Patrick Dubuque, Baseball Prospectus: “Joseph Campbell taught us that coming home was supposed to be an act of closing the circle, returning home with the elixir or the ring or the macguffin and sharing it with one’s people. Or, to put it in real life terms, moving back into your childhood home, the suddenly tiny bedroom with the same scratches in the windowsill, the same air, to take care of an ailing parent. This feels less like that than moving back into your old town after a while away, and staying with your parents for a couple of weeks while you look for a new apartment. It’s not quite yet a swan song for the five-time All-Star, who despite a visible decline in his thirties still has another year or two left in his bat. And McCutchen’s hardly passing the torch to a new generation of Pirates, given that the team has been listening to offers on his successor in Bryan Reynolds.  Still, McCutchen represents the latest in a recent lunge toward competency by the Pirates, who have already handed out contracts to veterans like Carlos Santana, Rich Hill and . . . okay, pretty much just those three, but it’s a step forward. If the team does avoid selling their best player in Reynolds, as reflected by the current temperature of the stove, this is probably the best Pirates team in years. Before you get excited by that, remember that 70 wins would do the trick. McCutchen is slated to start most days in left, given the presence of both Santana and trade acquisition Ji-man Choi. That could be disturbing for the pitching staff, depending on which defensive metric you ask. Meanwhile, he remains judicious at the plate, but the flagging ISO (.148, a career low) and exit velocities mean that it’s very likely he starts seeing more strikes in the near future, as pitchers force him to put the ball in play. It adds up to the feeling, like with every Pirates free agent, that this is a three-month audition to serve on the bench of a contender, while the hardy older fans get a chance to think back on the halcyon days of the former center fielder’s youth.” 

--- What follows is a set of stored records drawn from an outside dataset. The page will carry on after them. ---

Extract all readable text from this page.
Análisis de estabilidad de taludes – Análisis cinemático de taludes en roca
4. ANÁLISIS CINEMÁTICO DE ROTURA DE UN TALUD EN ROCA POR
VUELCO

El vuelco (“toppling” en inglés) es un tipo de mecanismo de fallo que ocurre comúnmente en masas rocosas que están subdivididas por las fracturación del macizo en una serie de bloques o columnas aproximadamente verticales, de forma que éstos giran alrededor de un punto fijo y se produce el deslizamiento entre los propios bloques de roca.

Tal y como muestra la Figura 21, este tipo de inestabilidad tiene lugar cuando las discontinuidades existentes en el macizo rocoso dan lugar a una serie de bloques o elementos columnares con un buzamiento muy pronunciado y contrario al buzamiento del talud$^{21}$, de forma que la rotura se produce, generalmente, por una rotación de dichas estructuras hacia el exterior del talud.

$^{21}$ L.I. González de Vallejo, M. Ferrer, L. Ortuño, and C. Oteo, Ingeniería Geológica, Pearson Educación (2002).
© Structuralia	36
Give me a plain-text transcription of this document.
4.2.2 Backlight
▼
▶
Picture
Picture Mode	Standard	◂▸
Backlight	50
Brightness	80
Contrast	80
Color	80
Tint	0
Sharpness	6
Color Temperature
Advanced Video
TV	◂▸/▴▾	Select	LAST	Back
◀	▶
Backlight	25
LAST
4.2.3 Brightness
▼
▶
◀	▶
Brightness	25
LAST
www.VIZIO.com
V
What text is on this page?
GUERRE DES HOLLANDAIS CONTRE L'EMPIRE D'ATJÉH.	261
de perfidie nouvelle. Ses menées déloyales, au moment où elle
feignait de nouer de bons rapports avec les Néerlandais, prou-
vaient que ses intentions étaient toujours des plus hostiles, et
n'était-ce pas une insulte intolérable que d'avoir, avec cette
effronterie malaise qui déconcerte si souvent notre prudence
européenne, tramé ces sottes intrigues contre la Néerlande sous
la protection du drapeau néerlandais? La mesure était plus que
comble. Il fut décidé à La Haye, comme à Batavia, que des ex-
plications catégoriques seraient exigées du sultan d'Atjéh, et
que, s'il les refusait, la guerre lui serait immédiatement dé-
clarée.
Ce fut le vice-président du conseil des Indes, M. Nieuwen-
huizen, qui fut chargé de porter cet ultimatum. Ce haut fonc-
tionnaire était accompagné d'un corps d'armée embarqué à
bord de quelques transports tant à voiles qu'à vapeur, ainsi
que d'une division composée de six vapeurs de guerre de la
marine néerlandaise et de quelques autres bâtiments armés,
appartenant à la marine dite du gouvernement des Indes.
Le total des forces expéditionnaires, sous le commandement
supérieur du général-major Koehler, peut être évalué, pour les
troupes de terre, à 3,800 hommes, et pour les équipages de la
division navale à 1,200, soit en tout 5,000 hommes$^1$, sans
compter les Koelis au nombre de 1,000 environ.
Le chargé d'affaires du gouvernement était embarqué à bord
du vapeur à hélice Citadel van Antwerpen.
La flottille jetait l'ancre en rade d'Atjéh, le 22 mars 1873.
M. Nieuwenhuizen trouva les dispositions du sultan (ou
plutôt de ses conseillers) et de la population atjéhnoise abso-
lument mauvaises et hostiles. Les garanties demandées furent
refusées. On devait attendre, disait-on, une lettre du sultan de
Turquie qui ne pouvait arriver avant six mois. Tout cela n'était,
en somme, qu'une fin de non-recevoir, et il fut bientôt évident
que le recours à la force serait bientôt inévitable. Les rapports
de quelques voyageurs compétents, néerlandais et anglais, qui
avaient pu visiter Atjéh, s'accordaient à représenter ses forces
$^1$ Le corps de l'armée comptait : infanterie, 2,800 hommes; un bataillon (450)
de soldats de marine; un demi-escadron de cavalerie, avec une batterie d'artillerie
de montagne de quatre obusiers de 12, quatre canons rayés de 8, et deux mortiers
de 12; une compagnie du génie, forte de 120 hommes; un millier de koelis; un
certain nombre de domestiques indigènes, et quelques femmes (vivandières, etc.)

“Look, we’re still open to having conversations. Corbin (Burnes) is a super-talented player, and it’s a unique case, right? There are very relevant comparables for him on both sides of the ledger that make sense, and it’s really just part of the process. We certainly don’t want anyone to take any of these negotiations personally. We love these guys like crazy.”

Milwaukee Brewers GM Matt Arnold, on contract talks with Burnes ahead of his arbitration hearing.